Cystic fibrosis transmembrane conductance regulator (CFTR)‐knockout (KO) related inflammatory profile. (A) Cytokine and chemokine released by resting wild‐type (WT) and CFTR‐KO 16HBE14o‐ in 24 h. Bars represent mean ± SD of n = 3. P‐values were adjusted with the Bonferroni‐Dunn multiplicity test: *P < 0.05, **P < 0.01; ***P < 0.001, ****P < 0.0001. (B) Representative immunofluorescence images (one out of 20 for CFTR‐WT and one out of 30 for CFTR‐KO) of CFSE‐live‐stained polymorphonuclear PMN in the lower membrane side of WT‐(left) and CFTR‐KO (right) chips. Scale bars: 100 μm. (C) PMN cell number quantification in WT and KO chips. Dots represent the PMN count within 10 random images per each chip acquired along the entire path of the channel (20 dots from n = 2 WT chips and 30 dots from n = 3 KO chips from one experiment). Mean ± SEM is also shown. Nonparametric data distribution was assessed using the Mann–Whitney T‐test ****P < 0.0001.

Fig. 5

Invasive phenotype of cystic fibrosis transmembrane conductance regulator (CFTR)‐knockout (KO) cells. (A) Tile imaging of endothelial cell (EC) distribution in the lower surface of the membrane that divides the two channels of n = 6 WT + 6 KO chips. Processed images after noise reduction are shown. Scale bars: 1000 μm. (B) Confocal images showing EPCAM‐stained epithelial cells (red) infiltrating CD31‐stained EC (green) in the lower surface of the membrane. Scale bars: 100 μm. Representative images of n = 6 WT and 6 KO chips. (C) Quantification of the relative sum area occupied by ECs in the lower side of the membrane of n = 6 WT and 6 KO chips shown in panel A. Bars represent mean ± SD of a total number of n = 6 for WT and n = 6 for KO chips derived from two experiments.

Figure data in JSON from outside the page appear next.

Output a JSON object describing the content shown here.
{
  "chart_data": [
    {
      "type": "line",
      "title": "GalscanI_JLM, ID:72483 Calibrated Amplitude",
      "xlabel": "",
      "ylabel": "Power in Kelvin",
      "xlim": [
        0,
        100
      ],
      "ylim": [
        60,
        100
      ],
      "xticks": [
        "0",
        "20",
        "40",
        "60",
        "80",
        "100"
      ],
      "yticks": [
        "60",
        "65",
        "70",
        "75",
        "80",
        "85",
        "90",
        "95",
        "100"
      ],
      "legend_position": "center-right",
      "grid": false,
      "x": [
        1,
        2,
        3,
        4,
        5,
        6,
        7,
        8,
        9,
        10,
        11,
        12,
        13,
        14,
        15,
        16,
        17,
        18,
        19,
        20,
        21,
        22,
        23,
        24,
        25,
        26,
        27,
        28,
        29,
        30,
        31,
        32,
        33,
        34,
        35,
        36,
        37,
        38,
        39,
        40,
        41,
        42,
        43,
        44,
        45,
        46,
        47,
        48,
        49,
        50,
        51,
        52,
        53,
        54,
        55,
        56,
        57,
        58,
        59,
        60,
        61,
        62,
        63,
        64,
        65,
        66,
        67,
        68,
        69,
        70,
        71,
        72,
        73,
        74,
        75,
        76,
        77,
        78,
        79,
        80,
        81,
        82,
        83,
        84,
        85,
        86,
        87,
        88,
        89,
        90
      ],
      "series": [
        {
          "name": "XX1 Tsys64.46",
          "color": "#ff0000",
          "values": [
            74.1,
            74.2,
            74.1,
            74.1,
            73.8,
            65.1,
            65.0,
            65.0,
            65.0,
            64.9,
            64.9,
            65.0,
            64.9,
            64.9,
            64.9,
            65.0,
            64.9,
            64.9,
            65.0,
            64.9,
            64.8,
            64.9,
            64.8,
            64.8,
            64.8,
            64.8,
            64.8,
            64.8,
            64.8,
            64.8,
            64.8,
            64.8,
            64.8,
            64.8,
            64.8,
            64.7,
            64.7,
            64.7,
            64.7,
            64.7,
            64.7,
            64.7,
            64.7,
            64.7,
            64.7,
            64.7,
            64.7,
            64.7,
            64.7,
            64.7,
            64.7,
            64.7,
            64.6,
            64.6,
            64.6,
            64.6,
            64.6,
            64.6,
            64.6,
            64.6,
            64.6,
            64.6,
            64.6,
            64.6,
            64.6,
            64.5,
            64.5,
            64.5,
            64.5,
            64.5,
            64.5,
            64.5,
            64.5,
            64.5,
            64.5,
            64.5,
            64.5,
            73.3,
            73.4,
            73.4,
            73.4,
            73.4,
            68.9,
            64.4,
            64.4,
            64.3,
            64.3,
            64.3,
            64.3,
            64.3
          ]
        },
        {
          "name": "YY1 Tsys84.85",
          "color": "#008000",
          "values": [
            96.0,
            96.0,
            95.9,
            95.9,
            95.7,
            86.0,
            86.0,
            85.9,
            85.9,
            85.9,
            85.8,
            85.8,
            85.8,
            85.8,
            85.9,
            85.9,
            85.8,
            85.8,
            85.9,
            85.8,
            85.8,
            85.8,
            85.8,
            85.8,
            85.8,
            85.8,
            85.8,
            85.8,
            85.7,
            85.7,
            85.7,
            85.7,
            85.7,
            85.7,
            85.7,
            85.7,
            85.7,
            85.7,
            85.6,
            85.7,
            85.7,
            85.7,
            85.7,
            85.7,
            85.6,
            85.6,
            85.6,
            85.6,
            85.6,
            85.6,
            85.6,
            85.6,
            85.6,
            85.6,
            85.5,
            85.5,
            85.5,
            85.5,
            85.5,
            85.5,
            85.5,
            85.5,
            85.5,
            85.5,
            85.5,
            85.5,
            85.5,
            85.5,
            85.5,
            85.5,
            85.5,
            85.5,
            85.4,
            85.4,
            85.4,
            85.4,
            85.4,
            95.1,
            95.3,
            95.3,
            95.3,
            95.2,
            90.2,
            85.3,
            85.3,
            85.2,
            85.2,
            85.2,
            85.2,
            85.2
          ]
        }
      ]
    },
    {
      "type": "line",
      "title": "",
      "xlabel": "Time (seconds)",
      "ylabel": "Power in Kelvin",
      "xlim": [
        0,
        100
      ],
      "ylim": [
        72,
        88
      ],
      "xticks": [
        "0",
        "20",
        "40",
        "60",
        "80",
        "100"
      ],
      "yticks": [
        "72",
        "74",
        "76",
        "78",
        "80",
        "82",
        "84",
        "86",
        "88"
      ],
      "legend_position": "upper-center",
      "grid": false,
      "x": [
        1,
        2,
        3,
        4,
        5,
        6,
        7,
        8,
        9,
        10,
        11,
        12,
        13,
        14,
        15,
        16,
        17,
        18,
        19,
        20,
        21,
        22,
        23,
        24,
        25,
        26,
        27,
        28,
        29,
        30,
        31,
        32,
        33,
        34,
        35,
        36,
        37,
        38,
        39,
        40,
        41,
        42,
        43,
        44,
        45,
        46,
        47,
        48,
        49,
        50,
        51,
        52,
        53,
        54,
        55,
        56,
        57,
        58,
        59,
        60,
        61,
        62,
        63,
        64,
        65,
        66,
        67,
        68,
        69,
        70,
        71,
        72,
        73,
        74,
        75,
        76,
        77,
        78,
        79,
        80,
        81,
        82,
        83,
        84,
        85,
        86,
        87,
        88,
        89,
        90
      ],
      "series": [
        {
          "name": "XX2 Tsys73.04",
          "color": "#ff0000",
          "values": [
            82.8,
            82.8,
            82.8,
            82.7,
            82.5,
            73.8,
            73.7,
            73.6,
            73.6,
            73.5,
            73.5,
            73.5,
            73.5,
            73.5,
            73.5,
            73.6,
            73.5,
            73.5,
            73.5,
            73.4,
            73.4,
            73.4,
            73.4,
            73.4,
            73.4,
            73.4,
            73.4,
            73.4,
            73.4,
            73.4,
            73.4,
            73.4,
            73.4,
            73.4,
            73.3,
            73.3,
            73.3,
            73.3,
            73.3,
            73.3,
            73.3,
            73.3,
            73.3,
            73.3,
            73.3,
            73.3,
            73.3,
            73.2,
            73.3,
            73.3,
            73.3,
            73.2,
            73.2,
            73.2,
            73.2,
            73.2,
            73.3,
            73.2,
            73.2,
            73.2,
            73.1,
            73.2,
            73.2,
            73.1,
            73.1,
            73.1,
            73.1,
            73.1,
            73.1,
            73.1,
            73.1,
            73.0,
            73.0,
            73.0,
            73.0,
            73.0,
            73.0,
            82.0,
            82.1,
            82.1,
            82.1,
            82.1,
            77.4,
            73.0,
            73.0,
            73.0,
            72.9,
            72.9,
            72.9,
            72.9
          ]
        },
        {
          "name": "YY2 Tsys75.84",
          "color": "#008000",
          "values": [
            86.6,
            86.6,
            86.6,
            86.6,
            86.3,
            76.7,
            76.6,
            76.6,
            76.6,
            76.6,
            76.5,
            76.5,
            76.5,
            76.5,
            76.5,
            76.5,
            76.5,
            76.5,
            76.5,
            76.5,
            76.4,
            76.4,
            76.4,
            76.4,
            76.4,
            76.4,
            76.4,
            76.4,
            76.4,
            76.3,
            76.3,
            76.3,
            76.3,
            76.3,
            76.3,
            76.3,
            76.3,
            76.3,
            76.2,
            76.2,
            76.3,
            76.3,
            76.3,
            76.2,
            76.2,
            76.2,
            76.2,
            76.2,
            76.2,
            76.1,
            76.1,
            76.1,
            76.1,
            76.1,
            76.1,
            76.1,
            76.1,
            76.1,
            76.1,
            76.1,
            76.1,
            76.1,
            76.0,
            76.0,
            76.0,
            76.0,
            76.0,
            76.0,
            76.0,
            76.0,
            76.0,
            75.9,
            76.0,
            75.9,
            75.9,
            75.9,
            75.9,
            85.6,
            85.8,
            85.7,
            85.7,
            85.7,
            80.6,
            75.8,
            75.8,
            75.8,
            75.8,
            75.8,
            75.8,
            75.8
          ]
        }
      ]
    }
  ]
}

Data were analyzed using an unpaired T‐test. ***P < 0.001. (D) Integrity of the endothelial layer in the lower side of the bottom channel. Scale bars: 100 μm. (E) Relative growth of WT or KO 16HBE14o‐analyzed with impedance‐based real‐time cell analysis (ACEA). Data are expressed as relative cell growth normalized at the time of cell seeding on the plate. Data points are mean ± SEM from 2 technical replicates. *P < 0.05 at 45 h (two‐way ANOVA and Sidak's multiple‐comparison test).

Fig. 6

Low cystic fibrosis transmembrane conductance regulator (CFTR) expression drives cancer hallmarks in lung adenocarcinoma (LUAD). (A) Diagram of the experimental strategy and analyses. (B) Kaplan–Meier curve survival analysis (overall and disease‐free survival) of LUAD patients stratified for high (n = 127) or low (n = 127) CFTR expression score. Log‐rank test P‐value is reported. (C) Gene Ontology (GO) of enriched molecular functions, cellular components, and biological processes in high vs. low CFTR tumors as identified by SRplot. GO terms, gene count, enrichment score, and P‐values.